Simple but makes sense

There has been tons of articles about good banks and bad banks written in the past few months; most of these articles are fairly arcane. This article by Susan Woodward and Robert Hall is not arcane and makes a lot of sense.

The key point of the article is that the bad bank owns the good bank. Further, that's about all the bad bank does; in the banking sense it has no operations except trying to get some money for the 'toxic' assets it now owns. Citibank is the example used to illustrate the concept.

The example does something most banks are loathe to do: mark the assets to market. It also values the equity at the current market of $11 billion. (As an aside, the $11 billion market cap for Citigroup today includes the $50 billion we gave it plus the guarantees we supplied. Does that say anything about Citi's future?)

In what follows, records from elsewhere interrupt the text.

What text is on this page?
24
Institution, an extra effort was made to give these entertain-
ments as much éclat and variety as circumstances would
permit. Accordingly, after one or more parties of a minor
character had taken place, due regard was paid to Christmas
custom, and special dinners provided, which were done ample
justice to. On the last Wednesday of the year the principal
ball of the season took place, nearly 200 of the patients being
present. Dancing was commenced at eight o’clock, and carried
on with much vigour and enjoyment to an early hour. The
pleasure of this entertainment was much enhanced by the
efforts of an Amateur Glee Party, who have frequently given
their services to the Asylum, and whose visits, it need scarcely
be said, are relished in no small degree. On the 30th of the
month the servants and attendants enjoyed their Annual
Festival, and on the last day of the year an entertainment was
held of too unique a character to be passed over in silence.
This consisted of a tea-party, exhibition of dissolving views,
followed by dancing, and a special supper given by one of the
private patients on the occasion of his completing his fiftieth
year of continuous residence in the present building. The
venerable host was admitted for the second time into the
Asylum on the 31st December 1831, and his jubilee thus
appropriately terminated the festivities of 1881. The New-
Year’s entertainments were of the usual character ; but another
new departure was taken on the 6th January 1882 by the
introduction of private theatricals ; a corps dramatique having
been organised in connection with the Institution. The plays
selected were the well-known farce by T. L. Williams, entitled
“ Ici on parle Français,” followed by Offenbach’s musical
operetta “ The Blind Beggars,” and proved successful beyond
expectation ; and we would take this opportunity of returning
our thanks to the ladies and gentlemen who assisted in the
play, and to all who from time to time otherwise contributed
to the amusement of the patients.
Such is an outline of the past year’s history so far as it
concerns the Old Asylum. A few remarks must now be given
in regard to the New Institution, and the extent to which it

After dividing the assets into good and bad and parceling them out to the respective entities, the current capital ratio of 1% becomes 32% for the good bank and remains at 1% for the bad bank. The current stockholders and bondholders own the bad bank, which, you'll remember, owns the good bank. So, these investors are no worse off then they are now. But we have one healthy bank that can actually be run as a bank and one unhealthy bank that, if the toxic assets cannot be resuscitated, does not need more of our money and could simply go into Chapter 11, where the stockholders and bondholders can fight over the carcass.

If Citi stays as a single entity and the market gets worse, what panic will be there if it becomes insolvent? Whereas, with this approach, it is extremely unlikely that the good bank will go belly up and, if the bad bank goes bankrupt, the taxpayers are not on the hook any further than currently.